Gleich zwei Deutsche stehen inzwischen gar an der Spitze von CAC 40-Konzernen: der Kölner Thomas Buberl bei Europas zweitgrößtem Versicherer Axa und der Saarländer Peter Herweck beim Siemens-Konkurrenten Schneider Electric. Bei Letzterem sitzt mit dem früheren Hewlett-Packard-Chef Léo Apotheker zudem ein Deutscher im Verwaltungsrat.
Buberl ist seit bald acht Jahren im Amt und sei mittlerweile „der französischste aller CAC 40-Chefs“, sagt ein Pariser Berater anerkennend. Er pflegt einen guten Draht in die französische Politik bis hinauf zu Präsident Macron und hat inzwischen neben dem deutschen und schweizerischen auch einen französischen Pass.
Wichtiger Posten
Die Liste der Deutschen in Frankreichs Führungsetagen lässt sich fortsetzen. So ist Diana Schillag seit bald 30 Jahren beim Industriegasekonzern Air Liquide und heute im Vorstand verantwortlich für den Gesundheitsbereich, Nachhaltigkeit und den globalen Einkauf.

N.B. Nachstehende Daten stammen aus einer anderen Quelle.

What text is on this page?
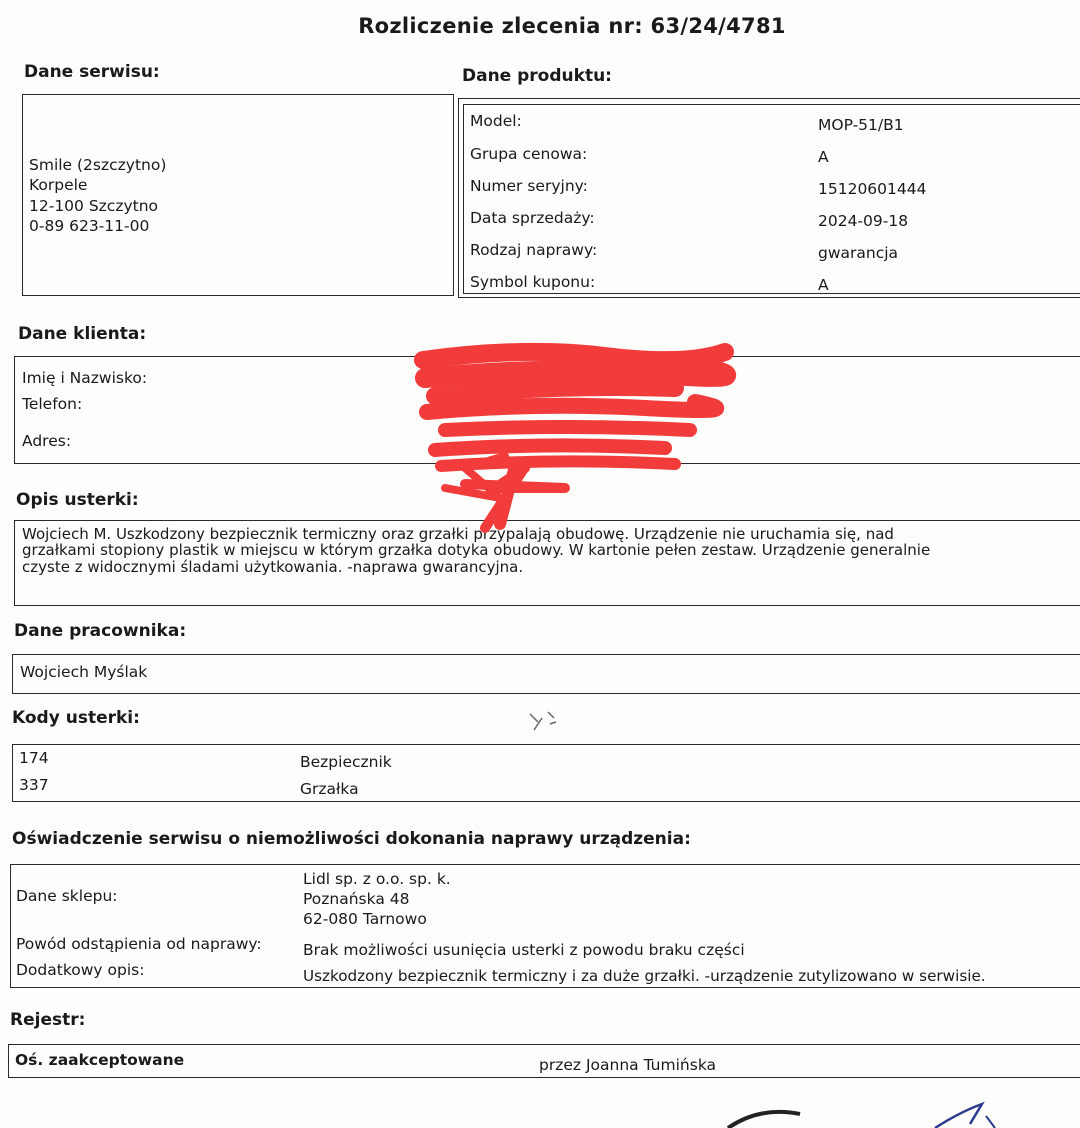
Rozliczenie zlecenia nr: 63/24/4781
Dane serwisu:
Smile (2szczytno)
Korpele
12-100 Szczytno
0-89 623-11-00
Dane produktu:
Model:	MOP-51/B1
Grupa cenowa:	A
Numer seryjny:	15120601444
Data sprzedaży:	2024-09-18
Rodzaj naprawy:	gwarancja
Symbol kuponu:	A
Dane klienta:
Imię i Nazwisko:
Telefon:
Adres:
DA
7
Opis usterki:
Wojciech M. Uszkodzony bezpiecznik termiczny oraz grzałki przypalają obudowę. Urządzenie nie uruchamia się, nad
grzałkami stopiony plastik w miejscu w którym grzałka dotyka obudowy. W kartonie pełen zestaw. Urządzenie generalnie
czyste z widocznymi śladami użytkowania. -naprawa gwarancyjna.
Dane pracownika:
Wojciech Myślak
Kody usterki:
174	Bezpiecznik
337	Grzałka
Oświadczenie serwisu o niemożliwości dokonania naprawy urządzenia:
Dane sklepu:
Lidl sp. z o.o. sp. k.
Poznańska 48
62-080 Tarnowo
Powód odstąpienia od naprawy:	Brak możliwości usunięcia usterki z powodu braku części
Dodatkowy opis:	Uszkodzony bezpiecznik termiczny i za duże grzałki. -urządzenie zutylizowano w serwisie.
Rejestr:
Oś. zaakceptowane	przez Joanna Tumińska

Auch der Ex-Siemensianer Bernhard Quendt bekleidet als Technikchef des Elektronik- und Rüstungskonzerns Thales einen wichtigen Posten, während Iris Knobloch neben ihrem Amt als Präsidentin des Filmfestivals von Cannes auch in den Verwaltungsräten des Hotelkonzerns Accor und des Streaminganbieters Deezer sitzt.
Juergen Esser wiederum verantwortet beim Lebensmittelkonzern Danone die Finanzen, Norbert Gorny beim Luxusgüterriesen EssilorLuxottica das operative Geschäft und Heinz-Jürgen Löw beim Autohersteller Renault die Nutzfahrzeugsparte.
Und damit nicht genug: Als da wäre Thomas Lingelbach, der dem französischen Impfstoffhersteller Valneva vorsteht, Sibylle Scherer als Präsidentin des Champagnerhauses Moët & Chandon, dessen neue Marketingchefin Isabel May ebenfalls Deutsche ist, oder der Deutsch-Franzose Patrick Koller an der Spitze des Autozulieferers Forvia.
Im Joballtag verschwimmen die Grenzen
In der französischen Start-up-Szene trifft man ebenfalls auf den einen oder anderen Deutschen. Etwa auf Maximilian Bittner, den Geschäftsführer der Secondhandmodebörse Vestiaire Collective, und dessen Marketingchefin Marie-Christin Oebel. Außerdem übernimmt zum 1. Juni Rolf Heinz die Leitung des Medienhauses L’Équipe. Und wenn auch nicht in Spitzenämtern, so sind selbst in der französischen Notenbank fünf Ökonomen mit deutschem Pass beschäftigt.
„Unternehmen bauen sehr viele Brücken zwischen Deutschland und Frankreich“, sagt die Air-Liquide-Vorständin Schillag. Ihr Unternehmen sei in beiden Ländern an vielen Projekten der Energiewende beteiligt und damit ein gutes Beispiel dafür, dass die enge Zusammenarbeit längst Alltag ist. „Das zeigt, dass es geht und die deutsch-französische Lokomotive viele Chancen bietet“, so Schillag.
Persönlich fühlt sich die gebürtige Hamburgerin schon lange als Europäerin. Sie merke, dass sie so einiges von der französischen Kultur angenommen habe, wie zum Beispiel der Fokus auf den Menschen und nicht nur die Sache, sie zugleich aber immer noch eine deutsche Prägung habe. „Ich bin für französische Verhältnisse recht direkt und bringe die Dinge gerne auf den Punkt“, erzählt sie.
Im Joballtag verschwimmen dann die Grenzen. Französisch zu sprechen ist und bleibt für den Dialog mit den lokalen Mitarbeitern ein Pluspunkt. Aber längst nicht nur bei Air Liquide ist Englisch heute Geschäftssprache, und zwar auch bei allen Sitzungen von Vorstand und Verwaltungsrat. Zahlen der Berater von Russell Reynolds belegen den Trend hin zu mehr Internationalität.
So sind in den 120 größten börsennotierten französischen Konzernen inzwischen 22 Prozent der Geschäftsführer Nichtfranzosen. Vor drei Jahren waren es 15 Prozent. Bei der Berufung von Verwaltungsräten fiel die Wahl seit Ende der Pandemie sogar zu 57 Prozent auf Nichtfranzosen, davor waren es erst 34 Prozent.